Google responds to allegations from the United States Department of Justice that it’s maintaining an illegal monopoly over search and search advertising.
A lawsuit was filed in a federal court in Washington, D.C., on Tuesday. Google is being accused of maintaining a monopoly through several exclusive business contracts and agreements that lock out competition.
“Today, millions of Americans rely on the Internet and online platforms…Competition in this industry is vitally important, which is why today’s challenge against Google…for violating antitrust laws is a monumental case both for the DOJ and for the American people.” — AG Barr pic.twitter.com/CG8UKXDtZo
— Justice Department (@TheJusticeDept) October 20, 2020
This is the most significant action the federal government has taken against a tech company in the past 20 years.
Google has issued an official response to the lawsuit calling it “deeply flawed,” and claiming it does “nothing to help consumers.”
“Today’s lawsuit by the Department of Justice is deeply flawed. People use Google because they choose to, not because they’re forced to, or because they can’t find alternatives.”

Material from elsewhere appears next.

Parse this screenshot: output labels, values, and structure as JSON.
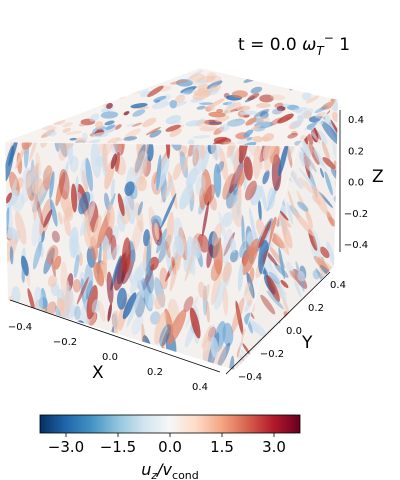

Google goes on to say that, rather than helping consumers, the lawsuit will artificially promote “lower-quality” alternative search engines.
In addition, Google hypothesizes the lawsuit will also raise phone prices and make it harder for people to get the search services they want to use.
Here’s a complete rundown of the DOJ’s accusations and Google’s response to each of them.
Department of Justice Accusations / Google’s Response
Accusation: Google has agreements and contracts with businesses to promote its services.
“Yes, like countless other businesses, we pay to promote our services, just like a cereal brand might pay a supermarket to stock its products at the end of a row or on a shelf at eye level.”
On Android devices, Google has promotional agreements with carriers and device makers to feature its services.
This helps keep the operating system free, Google says, as well as reduce the price people pay for Android phones.
Rival apps are often preloaded onto Android devices as well.
Google notes that it doesn’t come preloaded on Windows devices, where Bing is the default search engine.
Accusation: Google pays Apple billions of dollars to be the default search engine on iPhones.
“Apple features Google Search in its Safari browser because they say Google is “the best.” This arrangement is not exclusive—our competitors Bing and Yahoo! pay to prominently feature, and other rival services also appear.”
Accusation: Google’s alleged monopoly over search and search advertising forces people to use its services, even if they don’t want to.
“The bigger point is that people don’t use Google because they have to, they use it because they choose to.
This isn’t the dial-up 1990s, when changing services was slow and difficult, and often required you to buy and install software with a CD-ROM.
Today, you can easily download your choice of apps or change your default settings in a matter of seconds—faster than you can walk to another aisle in the grocery store.”
The lawsuit also alleges that Americans aren’t proficient enough with technology to install and use Google alternatives.
Google says that’s not true while pointing out many of the world’s most popular apps aren’t preloaded – such as Spotify, Instagram, Snapchat, Amazon, and Facebook.
What Happens Now?
The historic lawsuit could stretch on for several years, according to technology policy experts at The New York Times.
For comparison, a similar lawsuit against Microsoft took over a decade to settle.
The investigation process which lead to this lawsuit took over a year on its own.
So we’re unlikely to get a satisfying conclusion any time soon, which makes this a particularly interesting story to follow.
It’s worth noting that Attorney General William P. Barr put immense pressure on the Justice Department to file this lawsuit before Election Day.
However, given how long the lawsuit may stretch on, reporters at the New York Times suggest it’s not politically motivated.